Yesterday I spotted an interesting tweet analysing the “insane” impact that Roberto Firmino’s new-found ‘defensive forward’ role has had on the Liverpool side that takes on Real Madrid in tomorrow’s Champions League final.
The tweet, below, praises Firmino’s efforts in leading Liverpool’s defence from the front and applying pressure on opposition defences. True enough, Firmino has been brilliant for Liverpool this season - and deserves to start for Brazil ahead of Gabriel Jesus at the World Cup - but this got me thinking that the comparisons with a certain former Bolton Wanderers striker are undeniable.
However, I don’t remember too many football analysts and football purists lavishing praise on Super Kevin Davies for leading Bolton’s defensive efforts from the front under Sam Allardyce.
A comparison of HOW INSANE Firmino has been defending from the front, and how much more info you get from pressure than traditional defensive metrics.— Ted Knutson (@mixedknuts) May 24, 2018
Total tackles and interceptions through 28 90s: 64
Total pressures: 656! pic.twitter.com/ZmTsOyvaB3
This ‘statsbomb’ analysis shows Firmino has put in 64 tackles and interceptions through 28 full 90 minutes (which games these are, it’s not clear), along with pressuring opponents 656 times. So for every 90 minutes he gets through, Firmino puts in 2.29 tackles. However, analysing Premier League statistics shows he’s only made 190 tackles in 103 Premier League appearances - a similarly impressive 1.84 tackles per match.
According to Premier League statistics - which only began being tracked in the 2006/7 campaign - in 171 appearances Kevin Davies put in 377 tackles, made 128 interceptions and 295 clearances. That’s an impressive 2.2 tackles per match, along with 0.75 interceptions and an amazing 1.73 clearances per game.
Furthermore, Davies also managed 84 headed clearances and blocked 69 shots in that time - about one every two games. However, the one stat people always focused on most was his erm, impressive?, record of 605 fouls - that’s an astounding 3.54 fouls every match across more than a decade.

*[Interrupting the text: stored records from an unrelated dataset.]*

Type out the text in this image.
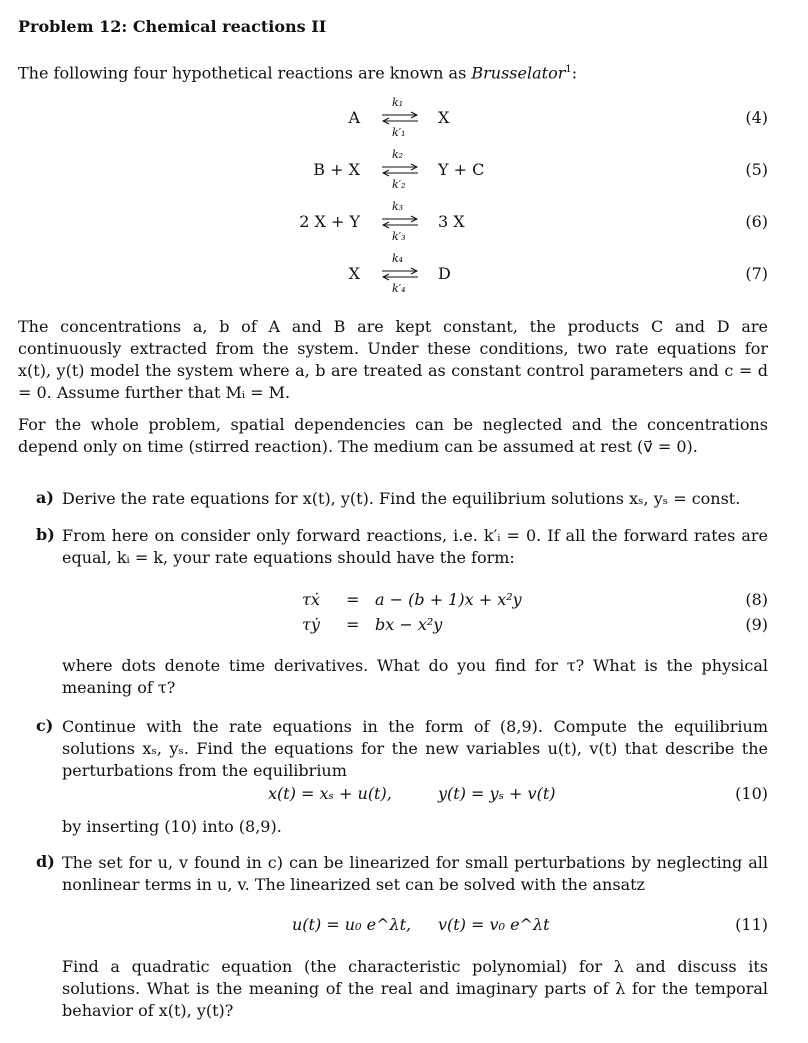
Problem 12: Chemical reactions II
The following four hypothetical reactions are known as Brusselator$^1$:
A
k₁
k′₁
X	(4)
B + X
k₂
k′₂
Y + C	(5)
2 X + Y
k₃
k′₃
3 X	(6)
X
k₄
k′₄
D	(7)
The concentrations a, b of A and B are kept constant, the products C and D are continuously extracted from the system. Under these conditions, two rate equations for x(t), y(t) model the system where a, b are treated as constant control parameters and c = d = 0. Assume further that Mᵢ = M.
For the whole problem, spatial dependencies can be neglected and the concentrations depend only on time (stirred reaction). The medium can be assumed at rest (v⃗ = 0).
a) Derive the rate equations for x(t), y(t). Find the equilibrium solutions xₛ, yₛ = const.
b) From here on consider only forward reactions, i.e. k′ᵢ = 0. If all the forward rates are equal, kᵢ = k, your rate equations should have the form:
τẋ = a − (b + 1)x + x²y	(8)
τẏ = bx − x²y	(9)
where dots denote time derivatives. What do you find for τ? What is the physical meaning of τ?
c) Continue with the rate equations in the form of (8,9). Compute the equilibrium solutions xₛ, yₛ. Find the equations for the new variables u(t), v(t) that describe the perturbations from the equilibrium
x(t) = xₛ + u(t),	y(t) = yₛ + v(t)	(10)
by inserting (10) into (8,9).
d) The set for u, v found in c) can be linearized for small perturbations by neglecting all nonlinear terms in u, v. The linearized set can be solved with the ansatz
u(t) = u₀ e^λt, v(t) = v₀ e^λt	(11)
Find a quadratic equation (the characteristic polynomial) for λ and discuss its solutions. What is the meaning of the real and imaginary parts of λ for the temporal behavior of x(t), y(t)?
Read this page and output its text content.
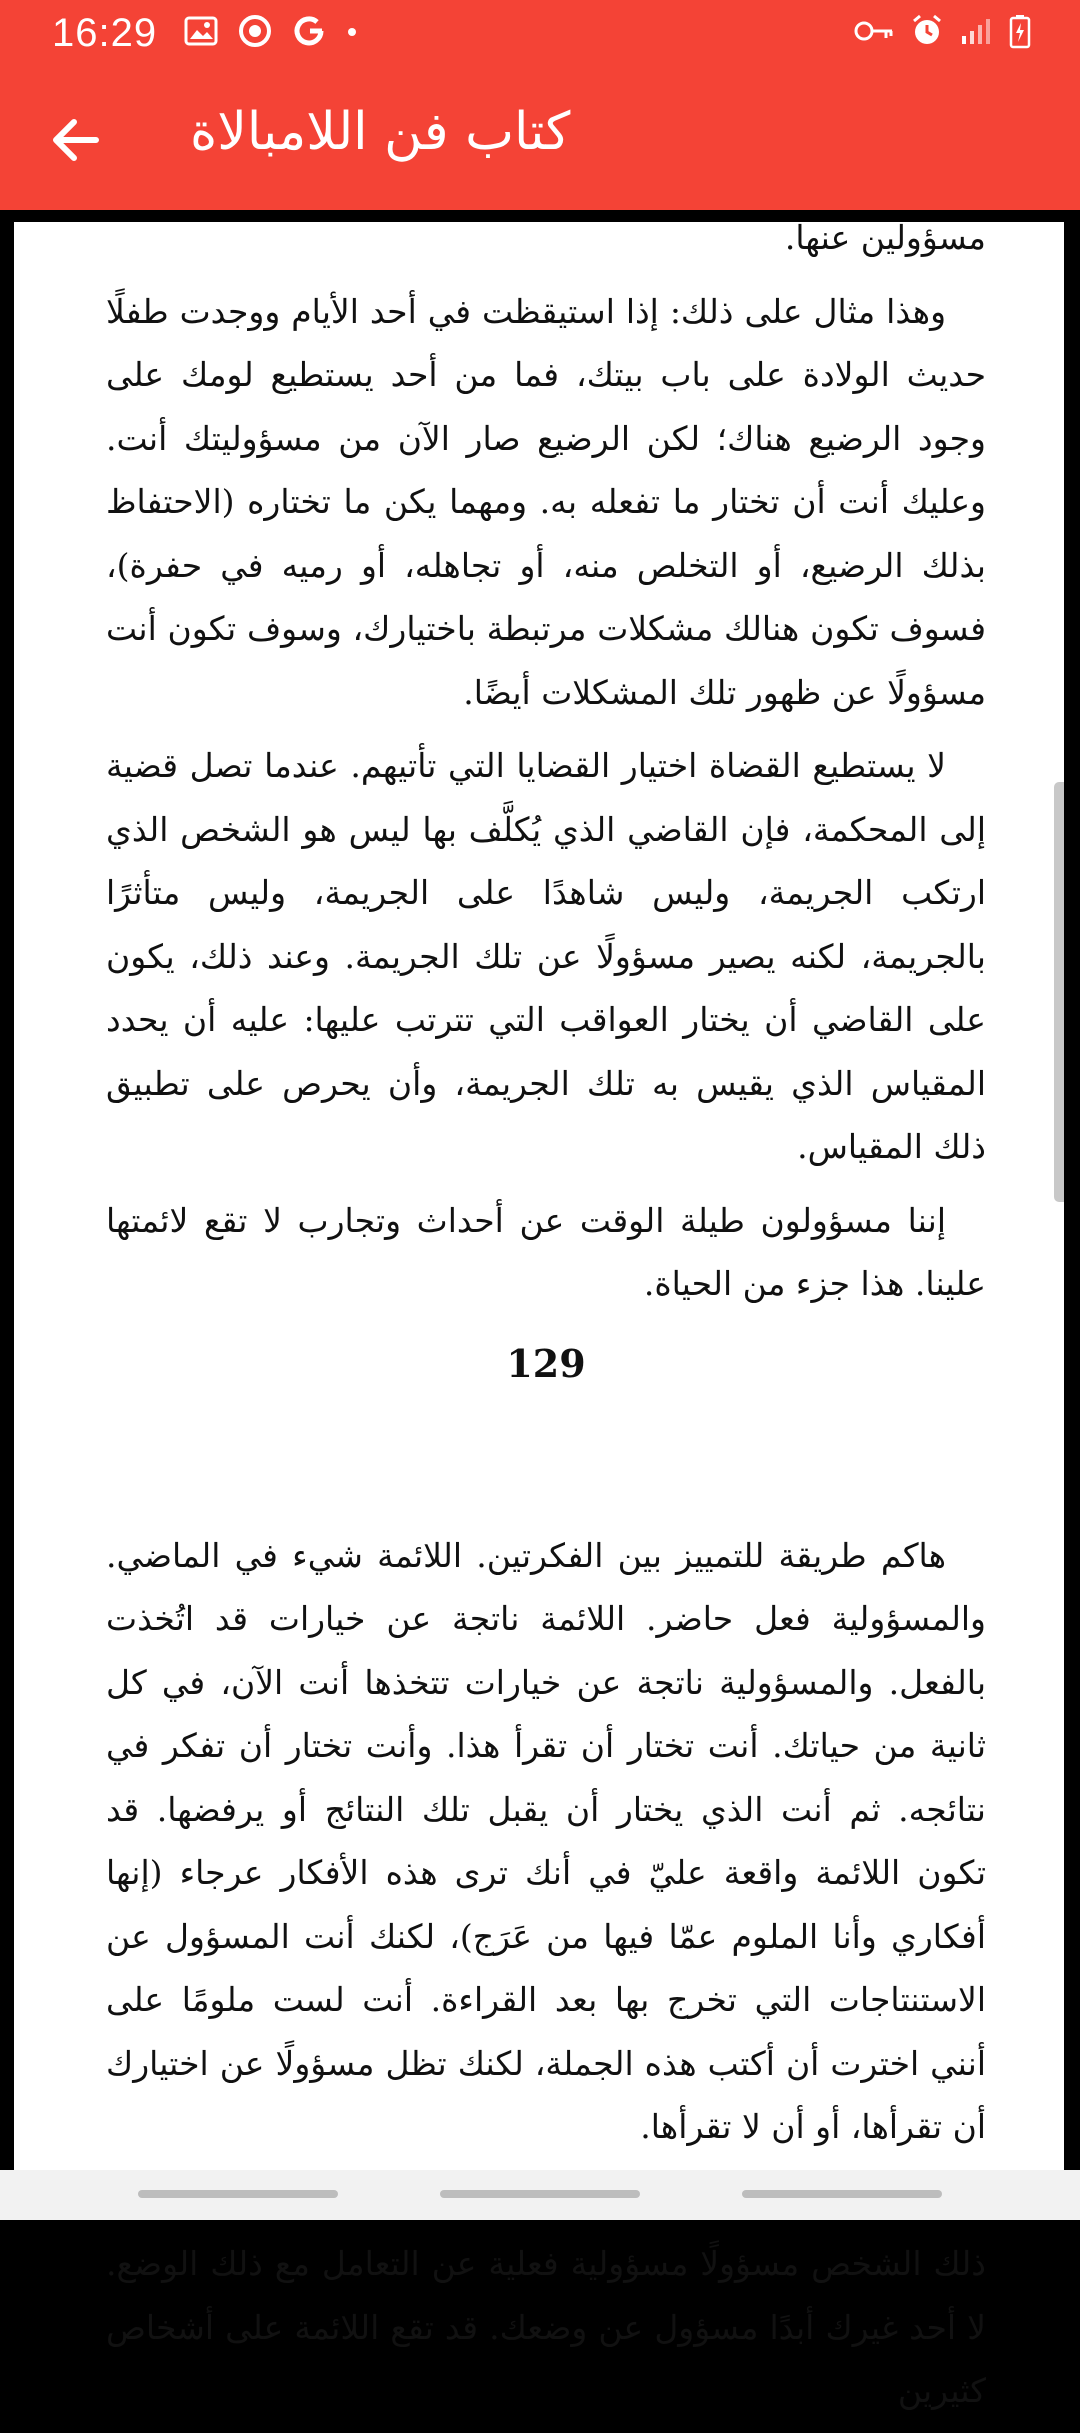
16:29
كتاب فن اللامبالاة

مسؤولين عنها.

وهذا مثال على ذلك: إذا استيقظت في أحد الأيام ووجدت طفلًا حديث الولادة على باب بيتك، فما من أحد يستطيع لومك على وجود الرضيع هناك؛ لكن الرضيع صار الآن من مسؤوليتك أنت. وعليك أنت أن تختار ما تفعله به. ومهما يكن ما تختاره (الاحتفاظ بذلك الرضيع، أو التخلص منه، أو تجاهله، أو رميه في حفرة)، فسوف تكون هنالك مشكلات مرتبطة باختيارك، وسوف تكون أنت مسؤولًا عن ظهور تلك المشكلات أيضًا.

لا يستطيع القضاة اختيار القضايا التي تأتيهم. عندما تصل قضية إلى المحكمة، فإن القاضي الذي يُكلَّف بها ليس هو الشخص الذي ارتكب الجريمة، وليس شاهدًا على الجريمة، وليس متأثرًا بالجريمة، لكنه يصير مسؤولًا عن تلك الجريمة. وعند ذلك، يكون على القاضي أن يختار العواقب التي تترتب عليها: عليه أن يحدد المقياس الذي يقيس به تلك الجريمة، وأن يحرص على تطبيق ذلك المقياس.

إننا مسؤولون طيلة الوقت عن أحداث وتجارب لا تقع لائمتها علينا. هذا جزء من الحياة.

129

هاكم طريقة للتمييز بين الفكرتين. اللائمة شيء في الماضي. والمسؤولية فعل حاضر. اللائمة ناتجة عن خيارات قد اتُخذت بالفعل. والمسؤولية ناتجة عن خيارات تتخذها أنت الآن، في كل ثانية من حياتك. أنت تختار أن تقرأ هذا. وأنت تختار أن تفكر في نتائجه. ثم أنت الذي يختار أن يقبل تلك النتائج أو يرفضها. قد تكون اللائمة واقعة عليّ في أنك ترى هذه الأفكار عرجاء (إنها أفكاري وأنا الملوم عمّا فيها من عَرَج)، لكنك أنت المسؤول عن الاستنتاجات التي تخرج بها بعد القراءة. أنت لست ملومًا على أنني اخترت أن أكتب هذه الجملة، لكنك تظل مسؤولًا عن اختيارك أن تقرأها، أو أن لا تقرأها.

ذلك الشخص مسؤولًا مسؤولية فعلية عن التعامل مع ذلك الوضع. لا أحد غيرك أبدًا مسؤول عن وضعك. قد تقع اللائمة على أشخاص كثيرين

The comparisons between Davies and Firmino are, realistically, probably fairly minuscule, but that record of 2.2 tackles per game is undeniably similar. And the effect that both men had/have on their team by leading the defensive efforts from the front was/is massive. Although admittedly Firmino needs to step up the foul count from his current lowly rate of 1.28 fouls per game (137 fouls in 103 appearances).
So one can only assume that Firmino and Jurgen Klopp have examined the devastating effect that Davies wreaked on opposing defences, in so doing freeing up the creative potential of the likes of Jay-Jay Okocha, Youri Djorkaeff, Stelios Giannakopoulus, El-Hadji Diouf and more, and looked to replicate it.
So when you’re watching Roberto Firmino bullying the shaky Real Madrid defence to free the shackles of creative players like Mohamed Salah, Sadio Mane and... James Milner... you know where he got it from. You’re welcome Roberto.